Cette approche s’inscrit dans un contexte où les investisseurs restent prudents face à l’inflation et aux incertitudes politiques. BFM Business souligne que les ETF défensifs, qui allient rendement et stabilité, suscitent un intérêt croissant. Julien Valarcher, responsable de la distribution des ETF pour la France chez Invesco, a expliqué que « ces produits permettent de naviguer dans un environnement incertain » sans prendre de risques excessifs.
La capacité de l’Europe à maintenir sa résilience dépendra largement de l’évolution des tensions géopolitiques et de la politique monétaire de la Banque centrale européenne. Autant dire que les prochaines semaines s’annoncent décisives pour les marchés financiers.

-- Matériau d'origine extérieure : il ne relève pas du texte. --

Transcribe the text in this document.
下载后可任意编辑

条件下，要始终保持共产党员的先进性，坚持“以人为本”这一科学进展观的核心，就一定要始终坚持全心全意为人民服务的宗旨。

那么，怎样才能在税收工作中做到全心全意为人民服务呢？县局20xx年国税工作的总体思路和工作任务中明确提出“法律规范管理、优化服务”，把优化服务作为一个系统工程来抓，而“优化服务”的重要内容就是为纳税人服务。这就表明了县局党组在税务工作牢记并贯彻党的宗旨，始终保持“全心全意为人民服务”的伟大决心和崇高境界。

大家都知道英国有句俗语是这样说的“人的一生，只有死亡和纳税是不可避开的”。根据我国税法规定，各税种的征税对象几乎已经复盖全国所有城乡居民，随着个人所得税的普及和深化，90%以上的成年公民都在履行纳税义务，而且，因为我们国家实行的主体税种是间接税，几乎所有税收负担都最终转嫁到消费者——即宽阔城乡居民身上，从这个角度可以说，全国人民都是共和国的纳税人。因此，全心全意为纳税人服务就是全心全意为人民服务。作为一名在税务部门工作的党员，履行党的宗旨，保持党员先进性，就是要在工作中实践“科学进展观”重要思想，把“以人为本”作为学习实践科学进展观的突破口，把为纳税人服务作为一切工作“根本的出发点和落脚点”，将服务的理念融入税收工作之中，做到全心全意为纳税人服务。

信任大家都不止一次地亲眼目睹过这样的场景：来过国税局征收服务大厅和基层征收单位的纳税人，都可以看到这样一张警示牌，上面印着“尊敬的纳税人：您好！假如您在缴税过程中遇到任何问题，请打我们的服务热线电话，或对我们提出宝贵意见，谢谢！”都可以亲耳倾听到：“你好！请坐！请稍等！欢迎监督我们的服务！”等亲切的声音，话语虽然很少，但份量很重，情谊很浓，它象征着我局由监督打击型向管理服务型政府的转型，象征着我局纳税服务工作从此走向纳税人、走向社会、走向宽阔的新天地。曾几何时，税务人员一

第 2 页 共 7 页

Les observateurs s’interrogent également sur la durabilité de la reprise technologique, alors que les incertitudes persistent sur les marchés américains. La situation reste donc sous haute surveillance, avec des risques de correction si les fondamentaux ne se confirment pas.
La réouverture du détroit d’Ormuz, bien que partielle en raison du blocus américain, permet une baisse des cours du pétrole, ce qui soulage les économies européennes et limite les pressions inflationnistes. Selon les analystes interrogés par BFM Business, cette situation offre un répit temporaire aux marchés, mais les tensions persistantes dans la région pourraient à nouveau faire flamber les prix de l’énergie.